Westfield: What can you tell us about Fell and who are the main characters?
Warren Ellis: The main character in Fell is Richard Fell, a police detective transferred from the big city over the bridge into Snowtown, a collapsing urban district whose single police precinct house has exactly three and a half detectives prior to his arrival (one has no legs).
As a detective, Rich Fell has a single angle of approach: everyone's hiding something. There's no cynicism in it, and he's not a moody, gloomy guy. Just an understanding. He's usually found carrying a battered paperback on psychology or neurolinguistic programming around; he looks for tells in body language, tics in speech, clues in the things we choose to surround ourselves with. He's not Sherlock Holmes - just a smart guy who's trained himself to look for the things we hide by habit.
Everyone's hiding something - and that includes Richard Fell. Something happened back over the bridge that led him to be transferred to Snowtown, and there's hints of a special understanding between him and his superiors back in the city. He works without a partner. He may well have been put out of sight in Snowtown for a reason.
Snowtown itself is a character; it's one of those places where the civic services are falling apart and the social fabric is fraying. In poverty-stricken areas, and cities that are going "feral," life gets weird, and Fell, coming from the big city, isn't what you'd call well-equipped to deal with it.
Westfield: What can people look forward to in upcoming issues?

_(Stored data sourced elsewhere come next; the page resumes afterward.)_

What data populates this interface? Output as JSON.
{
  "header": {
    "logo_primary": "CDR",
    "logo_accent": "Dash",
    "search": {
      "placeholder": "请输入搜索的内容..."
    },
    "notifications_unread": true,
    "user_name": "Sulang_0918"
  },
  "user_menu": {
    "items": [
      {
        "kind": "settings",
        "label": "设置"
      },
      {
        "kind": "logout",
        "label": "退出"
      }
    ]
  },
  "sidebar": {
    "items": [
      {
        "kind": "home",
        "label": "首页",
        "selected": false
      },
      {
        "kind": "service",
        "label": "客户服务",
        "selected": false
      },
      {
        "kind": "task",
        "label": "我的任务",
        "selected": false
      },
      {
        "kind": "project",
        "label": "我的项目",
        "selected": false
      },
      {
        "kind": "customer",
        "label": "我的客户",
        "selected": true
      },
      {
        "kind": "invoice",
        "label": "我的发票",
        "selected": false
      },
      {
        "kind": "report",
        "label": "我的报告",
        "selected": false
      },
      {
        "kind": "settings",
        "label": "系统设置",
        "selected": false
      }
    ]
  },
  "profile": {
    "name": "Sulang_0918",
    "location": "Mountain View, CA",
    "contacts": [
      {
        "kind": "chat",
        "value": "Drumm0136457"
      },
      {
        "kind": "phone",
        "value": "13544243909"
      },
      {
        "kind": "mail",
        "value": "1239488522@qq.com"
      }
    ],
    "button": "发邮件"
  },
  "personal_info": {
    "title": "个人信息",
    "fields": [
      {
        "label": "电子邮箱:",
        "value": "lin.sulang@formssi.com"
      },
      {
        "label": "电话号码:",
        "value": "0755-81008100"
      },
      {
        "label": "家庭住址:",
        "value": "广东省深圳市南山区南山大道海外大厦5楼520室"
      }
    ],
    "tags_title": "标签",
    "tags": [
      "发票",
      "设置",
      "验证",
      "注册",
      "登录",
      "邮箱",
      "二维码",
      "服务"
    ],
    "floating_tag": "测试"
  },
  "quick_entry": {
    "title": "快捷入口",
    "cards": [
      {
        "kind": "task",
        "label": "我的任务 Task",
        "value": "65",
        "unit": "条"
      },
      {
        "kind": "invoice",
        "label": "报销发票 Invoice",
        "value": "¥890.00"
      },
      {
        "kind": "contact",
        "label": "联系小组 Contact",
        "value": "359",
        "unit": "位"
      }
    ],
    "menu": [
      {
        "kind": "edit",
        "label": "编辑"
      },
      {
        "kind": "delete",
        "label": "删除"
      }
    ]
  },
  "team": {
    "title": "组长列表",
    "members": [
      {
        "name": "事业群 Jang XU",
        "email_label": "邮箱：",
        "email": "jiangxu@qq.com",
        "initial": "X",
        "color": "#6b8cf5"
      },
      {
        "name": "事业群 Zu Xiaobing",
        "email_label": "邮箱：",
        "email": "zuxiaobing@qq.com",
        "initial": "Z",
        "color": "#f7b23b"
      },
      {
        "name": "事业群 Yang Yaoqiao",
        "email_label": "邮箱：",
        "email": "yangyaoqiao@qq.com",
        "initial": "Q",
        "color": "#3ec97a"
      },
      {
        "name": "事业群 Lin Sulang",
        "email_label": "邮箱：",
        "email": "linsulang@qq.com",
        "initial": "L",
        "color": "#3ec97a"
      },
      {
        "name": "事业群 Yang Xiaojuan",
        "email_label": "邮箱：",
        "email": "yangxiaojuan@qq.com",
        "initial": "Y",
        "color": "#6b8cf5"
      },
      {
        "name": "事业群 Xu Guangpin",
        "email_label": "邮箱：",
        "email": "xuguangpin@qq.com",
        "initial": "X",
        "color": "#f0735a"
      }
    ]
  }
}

Ellis: Every issue of Fell is a self-contained story -- like any episode of Law and Order. There are skeins of development running through the books in the background for regular readers, but, really, anyone can enter Fell with any issue. It'll be easy to pick up the thread of Fell's awkward almost-relationship with bar owner Mayko, and even regular readers won't know quite what's going on with That Creepy Nun In The Nixon Mask.
These are straight contemporary crime stories, sourced out of extensive research: the crimes in Fell are often very strange, seeming almost unreal, but taken straight from the news or history.
Westfield: How did this book come about?
Ellis: I wanted to write a straight crime book -- it needed an element of strangeness, because I think life has an element of strangeness that mainstream fiction tends to shy away from for fear of being painted as fantasy or "magic realism." But I didn't want crimes solved by Holmes-like magic (which is great fun to write, but not always satisfying to conclude).
I'd also been playing around for a while with a different format and approach. Sixteen pages of comics inside a 24-page unit retailing for US $1.99. Whenever I do a signing, the same thing happens - people turn up with a t-shirt or a scrap of paper, telling me they love my work, but they've gotten it all from the library because sometimes three dollars means choosing between buying a comic and buying some food or bus fare. I personally remember when I had choices like that. So, a complete story, densely told, with several pages of text backmatter, for a dollar ninety-nine; someone can walk out of a comics store with a real slab of content for pocket change. I liked that.
It's an experiment, of course: God only knows if it'll work. But, for a hair under two buck American, Ben and I can give you a complete experience that, if we're good and we're lucky, will take you longer to read than most other comics.
Westfield: The artist on Fell is Ben Templesmith. What do you think he brings to the book?
Ellis: Ben, to my mind, picks up the gauntlet thrown down by artists like Bill Sienkiewicz in the Eighties - brilliant, boundary-pushing multimedia art that never forgets how to tell a story as clearly as possible. I know that, if I want to cut out three panels of exposition and stick down a bit of map with notes doodled on it to explain a bit of travel, Ben's right there. Fell's a hobby photographer, and all the establishing shots are Fell's photos - Ben just nails that. Fell is all about boiling the story down to its essence without losing it or the characters, and Ben's just the perfect artist for it. An Australian guy doing a fusion of American, European and Japanese comics - there's nothing quite like it.
Westfield: You're also working on Desolation Jones for WildStorm. Is there anything you'd like to say about that book?
Ellis: Hitler really did have a thing about pornography, you know. Also, JH Williams has taken another quantum leap in his art since Promethea. LA is the real sin city - if you're not checking it out for the groundbreaking illustration, you're seriously missing out.